Настасья Дмитриевна по-прежнему была величава и холодна; о Черемисове ни разу, конечно, не напоминала и искренно молила бога, чтобы «этого негодяя постигла какая-нибудь кара». Николай Николаевич все время был в Петербурге в хлопотах о концессии, а Федя поступил в университет и, сблизившись с товарищами, почти что не бывал дома, к ужасу Настасьи Дмитриевны.
Однажды вечером Ольга сидела у себя в комнате за книгой. Но как она ни принуждала себя, строки прыгали перед ее глазами, и она ничего не понимала. Ольга с сердцем отбросила книгу и заходила по комнате.
«Что ж это значит наконец? Здоров ли он? Жив ли наконец? — мучилась Ольга. — Я подожду еще неделю, — решила она наконец, — и если он не напишет, я поеду сама отыскивать его!»
«А мать, а отец?..»
Она давно уже раздумывала над этим вопросом и не могла решить его. Но теперь, ввиду неизвестности, решение само сорвалось с языка, и никакие препятствия не остановят ее. Рано или поздно это бы случилось.
Двери тихо отворились.
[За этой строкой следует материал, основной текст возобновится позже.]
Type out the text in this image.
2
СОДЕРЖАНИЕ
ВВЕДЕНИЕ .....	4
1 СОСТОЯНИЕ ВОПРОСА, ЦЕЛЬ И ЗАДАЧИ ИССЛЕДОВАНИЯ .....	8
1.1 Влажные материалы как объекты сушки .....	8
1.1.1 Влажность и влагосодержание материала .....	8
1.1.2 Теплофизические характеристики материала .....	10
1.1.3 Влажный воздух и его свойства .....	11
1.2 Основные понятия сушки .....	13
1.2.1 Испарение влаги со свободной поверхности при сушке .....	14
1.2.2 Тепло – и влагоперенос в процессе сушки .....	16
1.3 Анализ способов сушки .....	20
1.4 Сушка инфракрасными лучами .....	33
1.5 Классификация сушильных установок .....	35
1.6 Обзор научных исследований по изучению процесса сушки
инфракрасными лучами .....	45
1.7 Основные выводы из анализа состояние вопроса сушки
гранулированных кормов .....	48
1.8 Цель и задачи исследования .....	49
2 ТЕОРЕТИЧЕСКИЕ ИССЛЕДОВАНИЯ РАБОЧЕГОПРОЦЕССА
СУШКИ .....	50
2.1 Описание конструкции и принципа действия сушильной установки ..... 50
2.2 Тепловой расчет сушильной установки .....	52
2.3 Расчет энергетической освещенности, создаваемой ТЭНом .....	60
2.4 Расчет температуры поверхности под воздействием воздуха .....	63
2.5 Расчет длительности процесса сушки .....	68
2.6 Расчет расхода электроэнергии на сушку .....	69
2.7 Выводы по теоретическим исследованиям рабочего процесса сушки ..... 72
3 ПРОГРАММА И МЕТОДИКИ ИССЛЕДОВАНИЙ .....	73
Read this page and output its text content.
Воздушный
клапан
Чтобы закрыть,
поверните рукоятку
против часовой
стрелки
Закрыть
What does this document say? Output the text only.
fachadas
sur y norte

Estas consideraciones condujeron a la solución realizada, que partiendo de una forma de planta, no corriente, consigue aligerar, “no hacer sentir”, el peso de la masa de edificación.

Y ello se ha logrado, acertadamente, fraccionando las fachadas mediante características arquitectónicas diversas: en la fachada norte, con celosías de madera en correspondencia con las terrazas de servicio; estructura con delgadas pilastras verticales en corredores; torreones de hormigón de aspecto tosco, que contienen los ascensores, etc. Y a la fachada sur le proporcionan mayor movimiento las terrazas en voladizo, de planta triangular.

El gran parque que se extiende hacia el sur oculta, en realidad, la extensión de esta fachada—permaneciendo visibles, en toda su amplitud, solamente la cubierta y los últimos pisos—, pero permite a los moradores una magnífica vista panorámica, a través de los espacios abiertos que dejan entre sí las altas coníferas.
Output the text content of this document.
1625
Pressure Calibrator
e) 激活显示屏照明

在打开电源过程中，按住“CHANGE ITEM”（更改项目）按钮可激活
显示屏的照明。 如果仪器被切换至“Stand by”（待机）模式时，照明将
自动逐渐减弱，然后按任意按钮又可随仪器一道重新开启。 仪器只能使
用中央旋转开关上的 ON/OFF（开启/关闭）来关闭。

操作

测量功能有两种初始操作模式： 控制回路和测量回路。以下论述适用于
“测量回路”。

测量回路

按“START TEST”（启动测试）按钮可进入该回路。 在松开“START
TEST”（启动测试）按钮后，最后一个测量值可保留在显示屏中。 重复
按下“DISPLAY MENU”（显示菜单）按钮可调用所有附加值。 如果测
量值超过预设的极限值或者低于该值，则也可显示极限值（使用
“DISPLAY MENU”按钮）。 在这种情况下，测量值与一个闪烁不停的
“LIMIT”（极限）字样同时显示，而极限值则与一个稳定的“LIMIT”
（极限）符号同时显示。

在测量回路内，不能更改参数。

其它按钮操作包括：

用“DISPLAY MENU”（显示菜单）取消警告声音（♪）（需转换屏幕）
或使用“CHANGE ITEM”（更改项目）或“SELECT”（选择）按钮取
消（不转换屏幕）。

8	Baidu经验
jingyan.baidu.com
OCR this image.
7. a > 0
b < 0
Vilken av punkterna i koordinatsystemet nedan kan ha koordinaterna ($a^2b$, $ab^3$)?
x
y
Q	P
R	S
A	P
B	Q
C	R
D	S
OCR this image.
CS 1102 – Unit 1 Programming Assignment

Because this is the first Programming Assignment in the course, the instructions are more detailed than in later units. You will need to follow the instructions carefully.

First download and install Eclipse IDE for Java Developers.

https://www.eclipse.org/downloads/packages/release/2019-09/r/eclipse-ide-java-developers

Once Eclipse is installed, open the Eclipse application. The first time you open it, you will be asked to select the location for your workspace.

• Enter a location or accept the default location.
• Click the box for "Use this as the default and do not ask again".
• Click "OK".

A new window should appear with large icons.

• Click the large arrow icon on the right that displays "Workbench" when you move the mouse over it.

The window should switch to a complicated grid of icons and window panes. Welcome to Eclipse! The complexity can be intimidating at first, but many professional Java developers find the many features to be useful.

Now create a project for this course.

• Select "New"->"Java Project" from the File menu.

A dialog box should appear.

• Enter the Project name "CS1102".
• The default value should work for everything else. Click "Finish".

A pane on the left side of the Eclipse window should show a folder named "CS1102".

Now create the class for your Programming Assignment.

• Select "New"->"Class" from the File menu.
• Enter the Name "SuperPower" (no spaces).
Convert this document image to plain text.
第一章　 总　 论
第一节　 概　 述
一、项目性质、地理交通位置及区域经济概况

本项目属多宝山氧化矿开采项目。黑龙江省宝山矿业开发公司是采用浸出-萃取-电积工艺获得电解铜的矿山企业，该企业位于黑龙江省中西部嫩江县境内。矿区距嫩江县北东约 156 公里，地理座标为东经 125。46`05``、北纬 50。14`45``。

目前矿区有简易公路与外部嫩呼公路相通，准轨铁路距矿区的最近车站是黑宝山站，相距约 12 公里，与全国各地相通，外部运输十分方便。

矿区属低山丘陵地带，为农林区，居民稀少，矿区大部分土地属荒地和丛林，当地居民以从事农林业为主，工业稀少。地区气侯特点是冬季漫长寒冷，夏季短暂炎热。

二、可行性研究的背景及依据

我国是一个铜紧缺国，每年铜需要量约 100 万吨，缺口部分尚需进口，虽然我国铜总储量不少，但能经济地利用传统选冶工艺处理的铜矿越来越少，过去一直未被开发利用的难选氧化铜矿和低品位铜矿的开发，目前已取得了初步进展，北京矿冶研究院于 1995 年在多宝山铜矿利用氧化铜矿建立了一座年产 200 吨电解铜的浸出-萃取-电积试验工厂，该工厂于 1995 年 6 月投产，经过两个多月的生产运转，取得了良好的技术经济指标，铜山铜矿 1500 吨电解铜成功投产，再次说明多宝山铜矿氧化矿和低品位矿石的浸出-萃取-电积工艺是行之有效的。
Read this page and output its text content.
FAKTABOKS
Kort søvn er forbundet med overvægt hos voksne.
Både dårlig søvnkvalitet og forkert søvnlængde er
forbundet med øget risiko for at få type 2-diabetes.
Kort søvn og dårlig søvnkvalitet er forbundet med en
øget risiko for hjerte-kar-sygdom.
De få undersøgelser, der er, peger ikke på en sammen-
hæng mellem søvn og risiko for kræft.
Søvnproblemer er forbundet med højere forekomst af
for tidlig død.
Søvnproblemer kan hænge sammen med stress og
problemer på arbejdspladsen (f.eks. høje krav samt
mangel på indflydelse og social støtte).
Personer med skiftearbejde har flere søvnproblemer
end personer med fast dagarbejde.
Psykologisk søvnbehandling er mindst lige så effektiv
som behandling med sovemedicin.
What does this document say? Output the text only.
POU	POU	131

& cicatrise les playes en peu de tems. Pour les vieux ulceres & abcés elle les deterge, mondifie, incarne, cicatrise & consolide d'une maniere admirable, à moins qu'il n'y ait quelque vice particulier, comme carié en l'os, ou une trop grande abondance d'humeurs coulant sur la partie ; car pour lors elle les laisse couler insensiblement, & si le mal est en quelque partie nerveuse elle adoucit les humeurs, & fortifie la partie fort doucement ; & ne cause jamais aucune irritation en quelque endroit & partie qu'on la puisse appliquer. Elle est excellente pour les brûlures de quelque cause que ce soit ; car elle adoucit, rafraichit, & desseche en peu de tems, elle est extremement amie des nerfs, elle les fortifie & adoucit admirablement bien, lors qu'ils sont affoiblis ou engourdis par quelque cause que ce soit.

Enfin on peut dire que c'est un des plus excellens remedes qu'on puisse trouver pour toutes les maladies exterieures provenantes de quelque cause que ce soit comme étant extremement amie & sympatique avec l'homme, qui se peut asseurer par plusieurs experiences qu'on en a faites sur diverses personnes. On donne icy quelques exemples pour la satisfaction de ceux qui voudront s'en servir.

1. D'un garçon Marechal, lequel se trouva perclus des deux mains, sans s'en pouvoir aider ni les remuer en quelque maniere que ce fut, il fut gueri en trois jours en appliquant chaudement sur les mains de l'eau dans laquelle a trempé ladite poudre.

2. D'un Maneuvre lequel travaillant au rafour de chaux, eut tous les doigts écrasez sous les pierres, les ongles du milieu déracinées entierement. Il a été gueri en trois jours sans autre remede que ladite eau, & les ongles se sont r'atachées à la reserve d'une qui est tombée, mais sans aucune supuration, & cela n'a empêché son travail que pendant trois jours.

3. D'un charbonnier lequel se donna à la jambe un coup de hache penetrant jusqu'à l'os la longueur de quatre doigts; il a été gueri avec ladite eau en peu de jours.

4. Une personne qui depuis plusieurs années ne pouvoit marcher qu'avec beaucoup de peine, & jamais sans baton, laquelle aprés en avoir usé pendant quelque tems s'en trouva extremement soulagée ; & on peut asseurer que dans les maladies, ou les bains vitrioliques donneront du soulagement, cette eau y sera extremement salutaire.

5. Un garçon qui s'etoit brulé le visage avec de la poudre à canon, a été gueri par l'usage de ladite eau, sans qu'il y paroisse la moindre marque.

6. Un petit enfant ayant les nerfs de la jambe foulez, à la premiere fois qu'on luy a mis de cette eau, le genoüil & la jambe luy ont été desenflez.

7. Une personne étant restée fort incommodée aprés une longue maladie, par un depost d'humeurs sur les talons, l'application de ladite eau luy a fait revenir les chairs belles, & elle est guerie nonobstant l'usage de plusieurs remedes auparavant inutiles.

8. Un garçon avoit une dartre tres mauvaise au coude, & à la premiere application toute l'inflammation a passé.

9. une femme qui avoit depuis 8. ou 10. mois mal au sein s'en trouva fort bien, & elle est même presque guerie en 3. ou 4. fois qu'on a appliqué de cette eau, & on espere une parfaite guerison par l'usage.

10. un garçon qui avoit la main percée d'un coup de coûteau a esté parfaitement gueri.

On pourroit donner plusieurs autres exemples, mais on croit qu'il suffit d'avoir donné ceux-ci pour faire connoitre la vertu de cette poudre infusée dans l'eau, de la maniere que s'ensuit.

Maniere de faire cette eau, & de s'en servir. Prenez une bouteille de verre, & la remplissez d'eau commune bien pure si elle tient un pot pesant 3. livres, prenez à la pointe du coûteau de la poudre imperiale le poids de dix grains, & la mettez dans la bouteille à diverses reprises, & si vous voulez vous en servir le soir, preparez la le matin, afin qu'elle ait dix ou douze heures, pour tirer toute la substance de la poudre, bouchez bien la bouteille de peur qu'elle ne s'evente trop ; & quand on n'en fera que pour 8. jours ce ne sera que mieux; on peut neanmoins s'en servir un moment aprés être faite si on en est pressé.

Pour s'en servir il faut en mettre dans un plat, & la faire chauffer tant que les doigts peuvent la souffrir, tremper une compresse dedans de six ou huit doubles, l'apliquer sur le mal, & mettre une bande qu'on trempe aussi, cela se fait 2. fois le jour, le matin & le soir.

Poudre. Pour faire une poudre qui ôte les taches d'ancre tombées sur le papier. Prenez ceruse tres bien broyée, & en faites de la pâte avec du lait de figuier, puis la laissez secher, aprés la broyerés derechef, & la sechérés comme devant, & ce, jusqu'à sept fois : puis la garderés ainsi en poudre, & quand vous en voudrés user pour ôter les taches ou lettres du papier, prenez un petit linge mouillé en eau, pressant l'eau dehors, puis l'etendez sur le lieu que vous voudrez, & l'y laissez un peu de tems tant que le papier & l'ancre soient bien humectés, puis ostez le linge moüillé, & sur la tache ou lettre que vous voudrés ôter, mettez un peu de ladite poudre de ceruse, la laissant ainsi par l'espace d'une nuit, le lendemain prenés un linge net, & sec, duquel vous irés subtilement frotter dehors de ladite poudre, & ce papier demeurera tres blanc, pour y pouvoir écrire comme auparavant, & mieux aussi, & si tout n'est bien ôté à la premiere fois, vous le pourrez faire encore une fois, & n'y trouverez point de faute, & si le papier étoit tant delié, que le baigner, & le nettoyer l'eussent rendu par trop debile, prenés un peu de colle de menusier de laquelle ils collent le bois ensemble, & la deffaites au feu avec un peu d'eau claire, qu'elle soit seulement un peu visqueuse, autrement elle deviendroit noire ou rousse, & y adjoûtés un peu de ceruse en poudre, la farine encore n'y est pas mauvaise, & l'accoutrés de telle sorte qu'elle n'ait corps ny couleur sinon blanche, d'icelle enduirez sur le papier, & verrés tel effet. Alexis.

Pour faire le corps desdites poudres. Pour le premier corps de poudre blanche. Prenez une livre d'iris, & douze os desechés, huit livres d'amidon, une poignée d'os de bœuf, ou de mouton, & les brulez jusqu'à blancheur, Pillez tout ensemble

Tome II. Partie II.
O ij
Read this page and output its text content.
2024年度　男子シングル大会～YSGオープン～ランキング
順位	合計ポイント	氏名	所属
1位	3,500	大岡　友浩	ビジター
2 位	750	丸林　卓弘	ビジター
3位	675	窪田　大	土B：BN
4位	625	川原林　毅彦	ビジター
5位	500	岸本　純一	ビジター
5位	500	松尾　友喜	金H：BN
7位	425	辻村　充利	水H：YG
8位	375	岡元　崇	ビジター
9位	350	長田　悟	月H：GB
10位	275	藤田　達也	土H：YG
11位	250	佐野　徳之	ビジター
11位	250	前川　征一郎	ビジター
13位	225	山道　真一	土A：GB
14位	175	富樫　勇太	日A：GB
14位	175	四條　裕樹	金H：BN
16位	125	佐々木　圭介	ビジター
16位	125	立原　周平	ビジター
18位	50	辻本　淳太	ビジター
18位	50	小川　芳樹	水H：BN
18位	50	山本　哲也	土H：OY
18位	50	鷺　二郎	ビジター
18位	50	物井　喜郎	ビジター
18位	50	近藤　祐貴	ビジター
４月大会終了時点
Вошел Филат и на подносе подал письмо.
— Наконец-то! — вырвалось из ее груди.
Она нетерпеливо разорвала конверт развернула письмо, стала читать — и остолбенела. Лицо ее стало белей мрамора, губы дрожали, точно в лихорадке, лицо выражало тяжелое страдание.
— За что же, за что? — прошептала она глухим голосом, склоняя голову.
На следующий день Ольга слегла в постель. У нее сделалась нервная горячка.